Vivien Febrianti adalah Kepala Sekolah di SDN Koda Permai, Kecamatan Utan, Kabupaten Sumbawa, yang juga menjadi salah satu Fasilitator Daerah (Fasda) Merdeka Belajar di sana. Di bawah kepemimpinannya, pada tahun 2023, SDN Koda Permai berhasil terpilih sebagai sekolah penggerak. Kepala sekolah ini memang dikenal gigih dalam mendorong transformasi dan inovasi khususnya untuk memperkuat kompetensi dasar dari siswa-siswanya. Salah satunya adalah berkolaborasi dengan orang tua murid dalam penyediaan perpustakaan luar ruangan untuk memudahkan akses anak didiknya pada bahan bacaan. Di perpustakaan tersebut, disediakan buku-buku cerita untuk berbagai tingkat kemampuan membaca siswa yang sebagian besar diantaranya merupakan dukungan dari program INOVASI.

Saat mulai menjalankan roda kepemimpinan sekolah pada 2022, ia menghadapi tantangan.
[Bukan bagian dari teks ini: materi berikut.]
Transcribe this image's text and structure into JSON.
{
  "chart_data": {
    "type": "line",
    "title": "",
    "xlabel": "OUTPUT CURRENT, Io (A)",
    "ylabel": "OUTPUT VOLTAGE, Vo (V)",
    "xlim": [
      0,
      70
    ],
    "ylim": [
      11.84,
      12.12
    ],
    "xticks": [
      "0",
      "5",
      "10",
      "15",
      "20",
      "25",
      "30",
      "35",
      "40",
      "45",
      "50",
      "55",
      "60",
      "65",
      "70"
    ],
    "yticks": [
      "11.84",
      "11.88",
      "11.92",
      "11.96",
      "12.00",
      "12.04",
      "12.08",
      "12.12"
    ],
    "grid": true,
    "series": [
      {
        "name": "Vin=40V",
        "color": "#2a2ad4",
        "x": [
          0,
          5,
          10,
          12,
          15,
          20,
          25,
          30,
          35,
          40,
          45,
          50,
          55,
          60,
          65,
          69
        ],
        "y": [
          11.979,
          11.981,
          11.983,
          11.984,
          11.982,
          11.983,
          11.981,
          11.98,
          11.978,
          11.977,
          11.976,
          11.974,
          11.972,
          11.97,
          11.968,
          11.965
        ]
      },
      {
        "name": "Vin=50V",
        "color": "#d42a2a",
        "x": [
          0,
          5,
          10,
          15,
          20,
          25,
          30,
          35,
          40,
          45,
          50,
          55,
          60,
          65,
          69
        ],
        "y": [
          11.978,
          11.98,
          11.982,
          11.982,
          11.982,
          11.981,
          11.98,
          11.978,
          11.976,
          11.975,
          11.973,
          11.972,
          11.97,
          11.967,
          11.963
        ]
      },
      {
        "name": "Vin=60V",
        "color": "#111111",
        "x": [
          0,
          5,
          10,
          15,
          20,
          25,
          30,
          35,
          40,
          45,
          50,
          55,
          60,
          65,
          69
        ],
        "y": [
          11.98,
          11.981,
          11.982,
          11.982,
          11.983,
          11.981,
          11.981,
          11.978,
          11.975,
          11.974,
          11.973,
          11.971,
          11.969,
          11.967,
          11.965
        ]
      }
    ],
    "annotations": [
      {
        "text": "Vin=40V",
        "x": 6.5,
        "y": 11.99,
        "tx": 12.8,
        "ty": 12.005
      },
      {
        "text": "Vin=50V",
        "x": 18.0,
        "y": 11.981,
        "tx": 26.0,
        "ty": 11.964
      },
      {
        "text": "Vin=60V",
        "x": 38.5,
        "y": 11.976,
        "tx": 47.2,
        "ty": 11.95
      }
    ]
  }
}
Ada banyak buku bacaan anak menumpuk di dalam kardus. Hal itu karena sekolah tersebut belum memiliki perpustakaan yang representatif.

Ruangan perpustakaan saat ini berada di dalam kelas dua, disitu pula ruang guru, ruang kepala sekolah dan yang lainnya. Dari hasil pengamatan yang ia lakukan, ternyata lokasi perpustakaan di dalam ruang kelas membuat siswa tidak bebas membaca. Bahkan, siswa yang ingin membaca kadang menunggu dulu kelas dua selesai proses pembelajaran atau malu karena ada guru-guru di dalam ruangan kelas.

 

 

Selain itu, kondisi geografis di wilayah pegunungan, dengan latar belakang sosial dan ekonomi yang kurang mendukung menjadi tantangan dalam proses pembelajaran.
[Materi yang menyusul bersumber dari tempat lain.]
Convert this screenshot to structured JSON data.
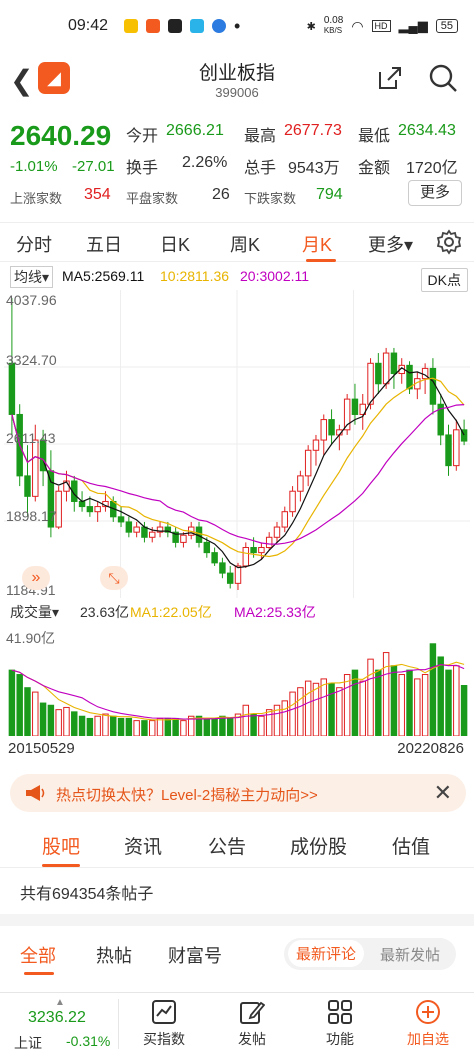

Ia kemudian merancang solusi agar keterbatasan tidak lagi menjadi hambatan. Bagaimana sistemnya agar siswa merasa nyaman saat membaca buku di sekolah. Bagi Bu Vivien, hambatan yang ada di sekolah bukanlah tantangan untuk melakukan perubahan.
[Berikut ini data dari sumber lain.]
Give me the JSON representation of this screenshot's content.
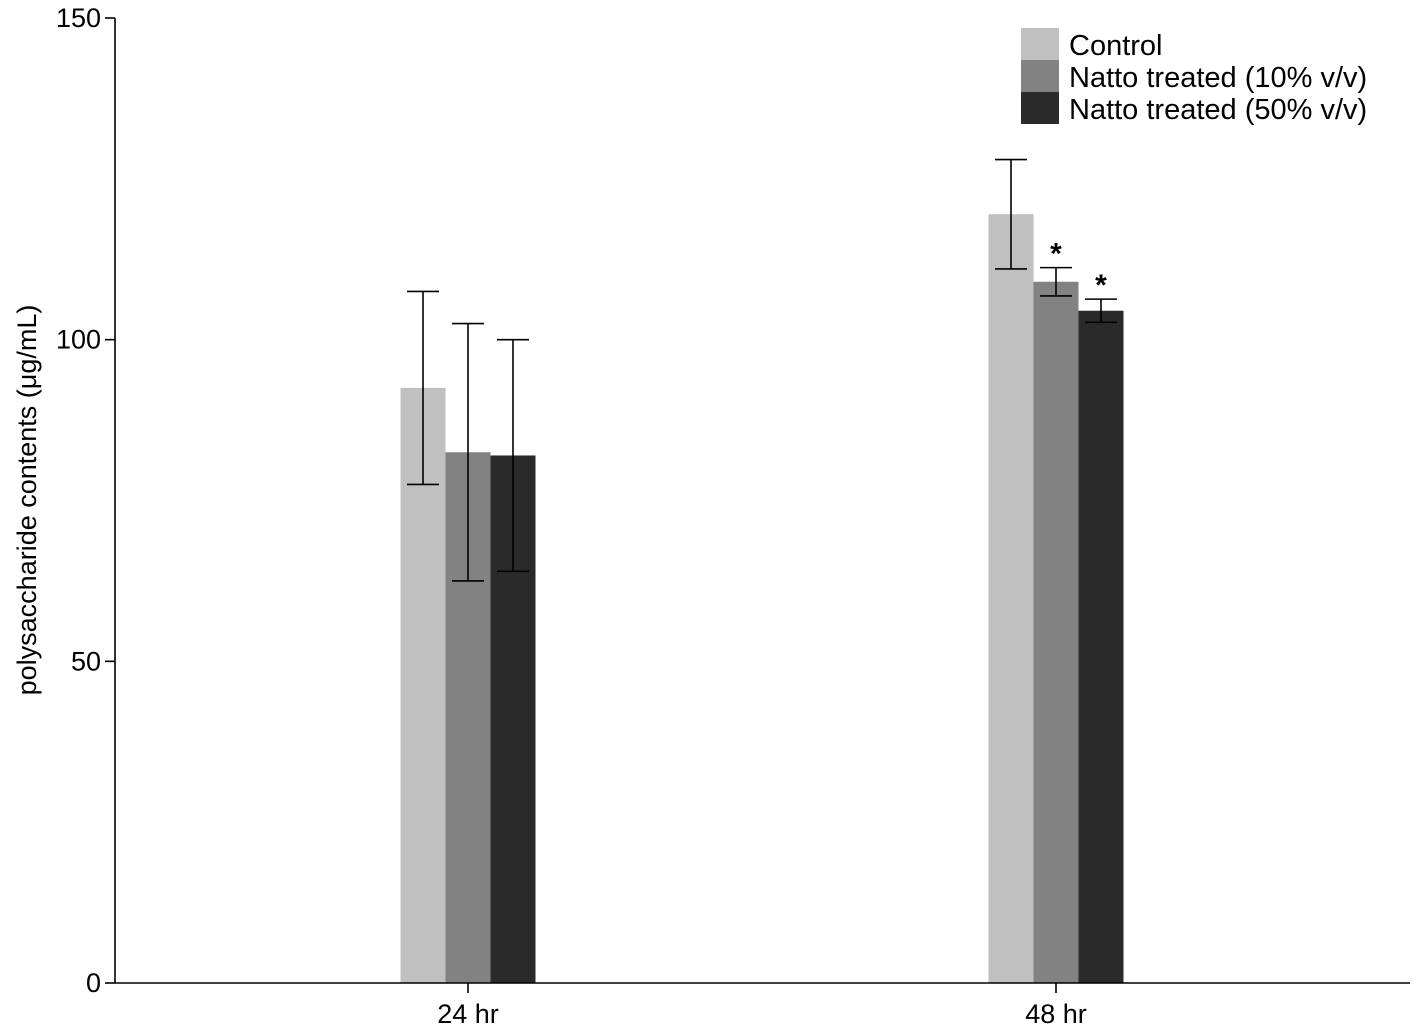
{
  "chart_data": {
    "type": "bar",
    "categories": [
      "24 hr",
      "48 hr"
    ],
    "ylabel": "polysaccharide contents (μg/mL)",
    "xlabel": "",
    "ylim": [
      0,
      150
    ],
    "yticks": [
      0,
      50,
      100,
      150
    ],
    "grid": false,
    "legend_position": "top-right",
    "series": [
      {
        "name": "Control",
        "color": "#c0c0c0",
        "values": [
          92.5,
          119.5
        ],
        "errors": [
          15,
          8.5
        ],
        "significance": [
          "",
          ""
        ]
      },
      {
        "name": "Natto treated (10% v/v)",
        "color": "#828282",
        "values": [
          82.5,
          109
        ],
        "errors": [
          20,
          2.2
        ],
        "significance": [
          "",
          "*"
        ]
      },
      {
        "name": "Natto treated (50% v/v)",
        "color": "#2a2a2a",
        "values": [
          82,
          104.5
        ],
        "errors": [
          18,
          1.8
        ],
        "significance": [
          "",
          "*"
        ]
      }
    ]
  }
}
Akhirnya, Vivien mengusulkan membuat perpustakaan di luar ruang kelas. Dengan melihat kondisi sekolah yang berada di wilayah pegunungan, dan banyak pohon besar yang rindang akhirnya ia minta perpustakaan dibuat di bawah pohon. Langkah pertama yang dilakukan Bu Vivien adalah menggelar rapat bersama pengurus komite sekolah dan paguyuban wali murid. Ia mengusulkan ide membuat perpustakaan di bawah pohon rindang.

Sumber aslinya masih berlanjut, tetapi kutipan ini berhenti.